One of the main causes of vehicle breakdowns in the UK is punctured tyres, which is an inconvenience if it happens on the driveway but a major safety concern if it happens while on the move.
A punctured tyre can be a particular problem on motorways where motorists may have no option but to stop on the hard shoulder or in a live lane on smart motorways where often no hard shoulder exists at all.
Even limping to a refuge area represents an added and unnecessary danger to motorists.
With 375 miles of smart motorways now criss-crossing the UK, of which there are 235 miles without a hard shoulder, being able to keep moving even when a tyre is punctured offers clear safety advantages, which is where technology such as Michelin’s SelfSeal system comes into its own.
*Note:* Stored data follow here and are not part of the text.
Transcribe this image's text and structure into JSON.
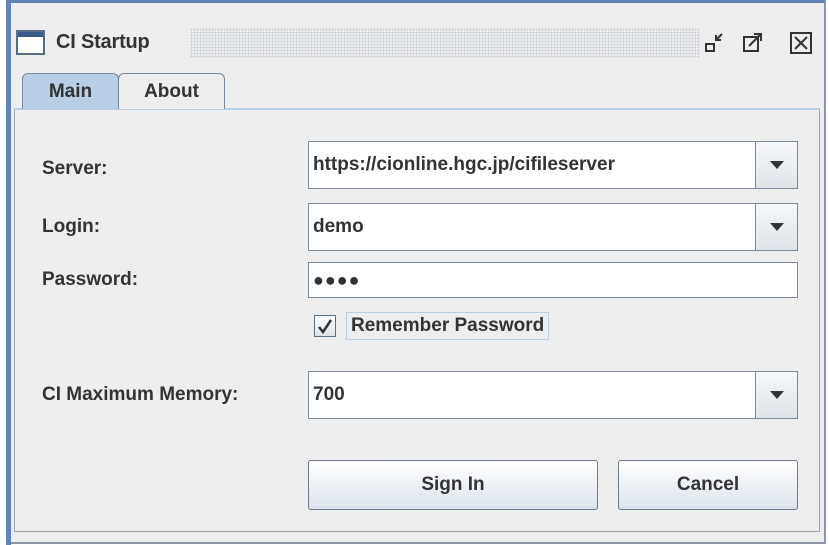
{
  "window": {
    "title": "CI Startup",
    "icon": "window-icon",
    "controls": [
      "minimize-icon",
      "maximize-icon",
      "close-icon"
    ]
  },
  "tabs": [
    {
      "label": "Main",
      "selected": true
    },
    {
      "label": "About",
      "selected": false
    }
  ],
  "form": {
    "server_label": "Server:",
    "server_value": "https://cionline.hgc.jp/cifileserver",
    "login_label": "Login:",
    "login_value": "demo",
    "password_label": "Password:",
    "password_value": "●●●●",
    "remember_label": "Remember Password",
    "remember_checked": true,
    "memory_label": "CI Maximum Memory:",
    "memory_value": "700"
  },
  "buttons": {
    "sign_in": "Sign In",
    "cancel": "Cancel"
  },
  "colors": {
    "accent": "#6383b5",
    "tab_selected": "#b8cfe5",
    "background": "#eeeeee"
  }
}
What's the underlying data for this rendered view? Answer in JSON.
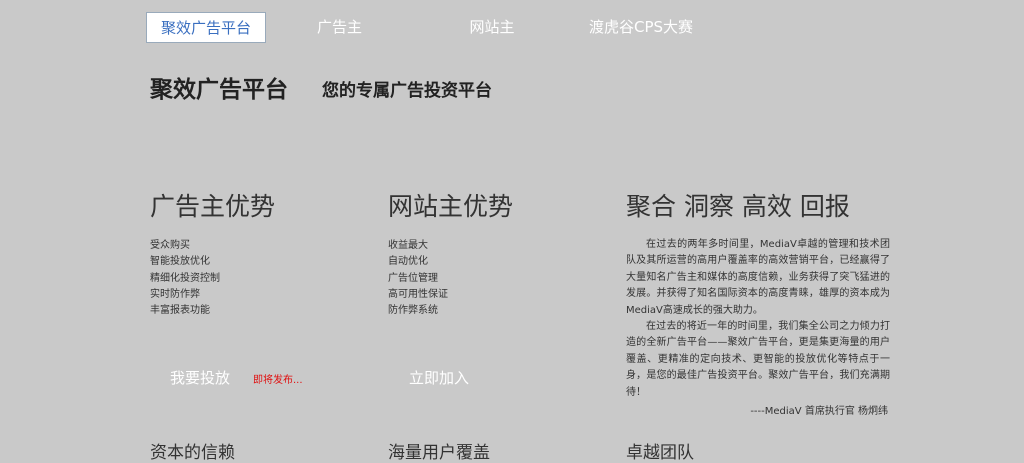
{
  "nav": {
    "items": [
      "聚效广告平台",
      "广告主",
      "网站主",
      "渡虎谷CPS大赛"
    ],
    "active": "聚效广告平台"
  },
  "header": {
    "brand": "聚效广告平台",
    "slogan": "您的专属广告投资平台"
  },
  "advertiser": {
    "title": "广告主优势",
    "features": [
      "受众购买",
      "智能投放优化",
      "精细化投资控制",
      "实时防作弊",
      "丰富报表功能"
    ],
    "button": "我要投放",
    "coming_soon": "即将发布..."
  },
  "publisher": {
    "title": "网站主优势",
    "features": [
      "收益最大",
      "自动优化",
      "广告位管理",
      "高可用性保证",
      "防作弊系统"
    ],
    "button": "立即加入"
  },
  "about": {
    "title": "聚合 洞察 高效 回报",
    "paragraph1": "在过去的两年多时间里，MediaV卓越的管理和技术团队及其所运营的高用户覆盖率的高效营销平台，已经赢得了大量知名广告主和媒体的高度信赖，业务获得了突飞猛进的发展。并获得了知名国际资本的高度青睐，雄厚的资本成为MediaV高速成长的强大助力。",
    "paragraph2": "在过去的将近一年的时间里，我们集全公司之力倾力打造的全新广告平台——聚效广告平台，更是集更海量的用户覆盖、更精准的定向技术、更智能的投放优化等特点于一身，是您的最佳广告投资平台。聚效广告平台，我们充满期待！",
    "signature": "----MediaV 首席执行官 杨炯纬"
  },
  "bottom": {
    "items": [
      "资本的信赖",
      "海量用户覆盖",
      "卓越团队"
    ]
  }
}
“Tyres with Michelin Selfseal technology offer a real bonus in terms of safety,” explains Mark Perbaums, Executive Vice President Sales, Original Equipment at Michelin, “because they repair themselves while the vehicle is still moving. The driver isn’t even aware of what’s going on.”
How does Michelin Selfseal work?
Michelin Selfseal seals a hole in the tyre tread at the very moment it is made.
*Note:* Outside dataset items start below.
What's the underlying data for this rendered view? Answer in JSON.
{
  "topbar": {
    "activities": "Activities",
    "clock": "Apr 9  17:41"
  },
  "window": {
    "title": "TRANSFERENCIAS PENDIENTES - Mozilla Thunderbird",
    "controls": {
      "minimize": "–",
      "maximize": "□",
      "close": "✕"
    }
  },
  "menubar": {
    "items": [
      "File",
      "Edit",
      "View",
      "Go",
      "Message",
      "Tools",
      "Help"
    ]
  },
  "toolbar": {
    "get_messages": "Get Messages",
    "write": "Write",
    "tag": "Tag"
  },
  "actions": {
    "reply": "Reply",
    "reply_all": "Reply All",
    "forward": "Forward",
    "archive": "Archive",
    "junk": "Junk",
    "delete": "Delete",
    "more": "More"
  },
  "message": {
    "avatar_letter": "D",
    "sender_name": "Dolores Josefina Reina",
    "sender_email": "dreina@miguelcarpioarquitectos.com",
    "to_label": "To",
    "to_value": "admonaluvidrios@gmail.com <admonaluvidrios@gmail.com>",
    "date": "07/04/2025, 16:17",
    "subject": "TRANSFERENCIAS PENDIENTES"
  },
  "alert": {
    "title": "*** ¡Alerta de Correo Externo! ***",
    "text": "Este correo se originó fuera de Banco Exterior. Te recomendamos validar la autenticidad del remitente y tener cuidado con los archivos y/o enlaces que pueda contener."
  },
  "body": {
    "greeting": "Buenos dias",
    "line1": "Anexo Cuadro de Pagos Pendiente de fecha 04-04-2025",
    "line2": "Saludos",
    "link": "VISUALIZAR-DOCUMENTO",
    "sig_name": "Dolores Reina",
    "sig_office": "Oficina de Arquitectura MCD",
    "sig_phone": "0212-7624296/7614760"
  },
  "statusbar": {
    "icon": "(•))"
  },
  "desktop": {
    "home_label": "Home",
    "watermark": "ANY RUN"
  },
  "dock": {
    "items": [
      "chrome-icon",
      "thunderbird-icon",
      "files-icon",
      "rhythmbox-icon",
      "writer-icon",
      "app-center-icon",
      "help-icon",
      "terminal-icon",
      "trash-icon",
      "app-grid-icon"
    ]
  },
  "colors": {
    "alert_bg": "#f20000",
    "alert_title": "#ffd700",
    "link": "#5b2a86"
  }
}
At the heart of this technology is a thin layer, few millimetres thick, of tough sealant based on natural rubber which is applied to the inside surface of the tread.
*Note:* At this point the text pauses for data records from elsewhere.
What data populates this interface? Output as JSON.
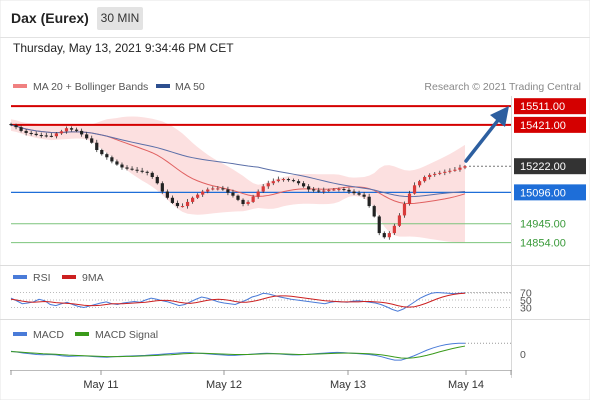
{
  "header": {
    "instrument": "Dax (Eurex)",
    "timeframe": "30 MIN"
  },
  "timestamp": "Thursday, May 13, 2021 9:34:46 PM CET",
  "copyright": "Research © 2021 Trading Central",
  "colors": {
    "resistance": "#d40000",
    "pivot": "#1e6ed8",
    "support": "#3a9a3a",
    "last": "#333333",
    "up_candle": "#d83a3a",
    "down_candle": "#222222",
    "bollinger": "#fbd6d6",
    "ma20": "#e06060",
    "ma50": "#5b6fa8",
    "rsi": "#4a7bd8",
    "rsi_ma": "#cc2020",
    "macd": "#4a7bd8",
    "macd_signal": "#3a9a1a",
    "arrow": "#2d5fa0"
  },
  "chart_data": [
    {
      "type": "candlestick",
      "legend": [
        {
          "name": "MA 20 + Bollinger Bands",
          "color": "#f08080"
        },
        {
          "name": "MA 50",
          "color": "#2d4f8f"
        }
      ],
      "x_labels": [
        "May 11",
        "May 12",
        "May 13",
        "May 14"
      ],
      "ylim": [
        14780,
        15560
      ],
      "levels": [
        {
          "value": 15511.0,
          "label": "15511.00",
          "kind": "resistance"
        },
        {
          "value": 15421.0,
          "label": "15421.00",
          "kind": "resistance"
        },
        {
          "value": 15222.0,
          "label": "15222.00",
          "kind": "last"
        },
        {
          "value": 15096.0,
          "label": "15096.00",
          "kind": "pivot"
        },
        {
          "value": 14945.0,
          "label": "14945.00",
          "kind": "support"
        },
        {
          "value": 14854.0,
          "label": "14854.00",
          "kind": "support"
        }
      ],
      "close": [
        15420,
        15410,
        15392,
        15382,
        15378,
        15372,
        15370,
        15368,
        15366,
        15380,
        15390,
        15405,
        15398,
        15392,
        15375,
        15356,
        15335,
        15300,
        15280,
        15265,
        15245,
        15230,
        15216,
        15210,
        15205,
        15200,
        15195,
        15190,
        15170,
        15140,
        15100,
        15070,
        15045,
        15030,
        15030,
        15050,
        15070,
        15085,
        15100,
        15110,
        15115,
        15115,
        15110,
        15095,
        15080,
        15060,
        15040,
        15050,
        15075,
        15100,
        15125,
        15140,
        15150,
        15158,
        15160,
        15155,
        15150,
        15140,
        15125,
        15110,
        15105,
        15100,
        15105,
        15108,
        15110,
        15112,
        15108,
        15100,
        15092,
        15085,
        15075,
        15030,
        14980,
        14900,
        14880,
        14900,
        14935,
        14985,
        15040,
        15090,
        15130,
        15150,
        15170,
        15180,
        15185,
        15190,
        15195,
        15200,
        15205,
        15215,
        15222
      ]
    },
    {
      "type": "line",
      "legend": [
        {
          "name": "RSI",
          "color": "#4a7bd8"
        },
        {
          "name": "9MA",
          "color": "#cc2020"
        }
      ],
      "ylim": [
        10,
        90
      ],
      "levels": [
        {
          "value": 70,
          "label": "70"
        },
        {
          "value": 50,
          "label": "50"
        },
        {
          "value": 30,
          "label": "30"
        }
      ],
      "series": [
        {
          "name": "RSI",
          "values": [
            55,
            48,
            40,
            42,
            45,
            52,
            48,
            38,
            35,
            40,
            44,
            38,
            33,
            30,
            34,
            38,
            42,
            45,
            40,
            38,
            42,
            44,
            46,
            44,
            50,
            55,
            52,
            48,
            45,
            40,
            35,
            38,
            45,
            52,
            58,
            55,
            50,
            45,
            42,
            40,
            38,
            44,
            50,
            58,
            62,
            68,
            66,
            62,
            58,
            55,
            52,
            50,
            48,
            46,
            44,
            42,
            40,
            44,
            46,
            45,
            44,
            47,
            48,
            46,
            44,
            42,
            38,
            32,
            25,
            20,
            26,
            35,
            45,
            55,
            62,
            68,
            70,
            69,
            68,
            67,
            68,
            69
          ]
        },
        {
          "name": "9MA",
          "values": [
            52,
            50,
            47,
            45,
            44,
            45,
            46,
            45,
            43,
            42,
            41,
            40,
            38,
            36,
            35,
            35,
            36,
            38,
            40,
            40,
            40,
            41,
            42,
            43,
            44,
            46,
            48,
            49,
            49,
            47,
            44,
            42,
            41,
            43,
            46,
            49,
            51,
            52,
            51,
            49,
            46,
            44,
            44,
            46,
            49,
            53,
            57,
            60,
            61,
            61,
            60,
            58,
            56,
            54,
            52,
            50,
            48,
            47,
            46,
            45,
            45,
            45,
            45,
            46,
            46,
            45,
            44,
            42,
            39,
            35,
            32,
            31,
            32,
            36,
            41,
            47,
            53,
            58,
            62,
            65,
            67,
            68
          ]
        }
      ]
    },
    {
      "type": "line",
      "legend": [
        {
          "name": "MACD",
          "color": "#4a7bd8"
        },
        {
          "name": "MACD Signal",
          "color": "#3a9a1a"
        }
      ],
      "ylim": [
        -60,
        60
      ],
      "levels": [
        {
          "value": 0,
          "label": "0"
        }
      ],
      "series": [
        {
          "name": "MACD",
          "values": [
            12,
            8,
            4,
            1,
            -2,
            -3,
            -2,
            -4,
            -8,
            -10,
            -9,
            -8,
            -9,
            -11,
            -13,
            -14,
            -12,
            -10,
            -9,
            -8,
            -7,
            -6,
            -4,
            -2,
            0,
            2,
            4,
            6,
            6,
            4,
            2,
            0,
            -2,
            -4,
            -6,
            -6,
            -4,
            -2,
            0,
            2,
            3,
            2,
            0,
            -2,
            -4,
            -4,
            -2,
            0,
            2,
            4,
            6,
            7,
            6,
            4,
            2,
            0,
            -2,
            -6,
            -12,
            -20,
            -26,
            -26,
            -18,
            -8,
            4,
            16,
            26,
            34,
            40,
            44,
            46,
            46
          ]
        },
        {
          "name": "MACD Signal",
          "values": [
            10,
            9,
            7,
            5,
            3,
            1,
            0,
            -1,
            -3,
            -5,
            -6,
            -7,
            -8,
            -9,
            -10,
            -11,
            -11,
            -11,
            -10,
            -10,
            -9,
            -8,
            -7,
            -6,
            -4,
            -3,
            -1,
            1,
            2,
            3,
            3,
            2,
            1,
            0,
            -1,
            -2,
            -2,
            -2,
            -1,
            0,
            1,
            1,
            1,
            0,
            -1,
            -2,
            -2,
            -1,
            0,
            1,
            2,
            3,
            4,
            4,
            3,
            2,
            1,
            -1,
            -4,
            -8,
            -13,
            -17,
            -18,
            -16,
            -12,
            -6,
            1,
            9,
            16,
            23,
            29,
            34
          ]
        }
      ]
    }
  ]
}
If a nail or screw punctures the tyre and the sealant, the pressure inside the tyre immediately forces this tough mass against the foreign object as it penetrates.
This stops air escaping from the tyre, and the tyre pressure stays constant.
If the nail or other object falls out as the vehicle drives on, or if it is removed, the sealant is immediately forced after it, reliably sealing the tyre.
Selfseal tyres will plug around 90 per cent of all tread punctures with a diameter of up to six millimetres that have been caused by nails and screws.
Tyres equipped with Michelin Selfseal technology don’t need to be replaced prematurely when they’ve been punctured, either, so vehicle owners can continue using them right up to the end of their service life.
Together with state-of-the-art tyre pressure monitoring systems and the trend of using RFID technology to network tyres, this solution produces a system that makes driving even safer and more dependable.
Although the layer of sealant makes the individual tyres a little heavier, overall, this technology actually saves weight by mitigating the need to carry a spare wheel or a repair kit.
Perbaum added: “The slightly higher weight of the tyres has a positive impact on rolling characteristics and therefore on the driving performance of the tyres.
“The higher mass actually provides a smoother ride and reduces outside noise, too.
“This is a major plus point for electric cars in particular, since there’s practically no engine noise to be heard.”
Michelin Selfseal technology is available in a number of its tyre ranges – including the eco-designed e.Primacy that has been specially designed for cars powered by electricity.
Thanks to low rolling resistance, these tyres improve the energy efficiency of an electric vehicle, extending its range by up to seven per cent.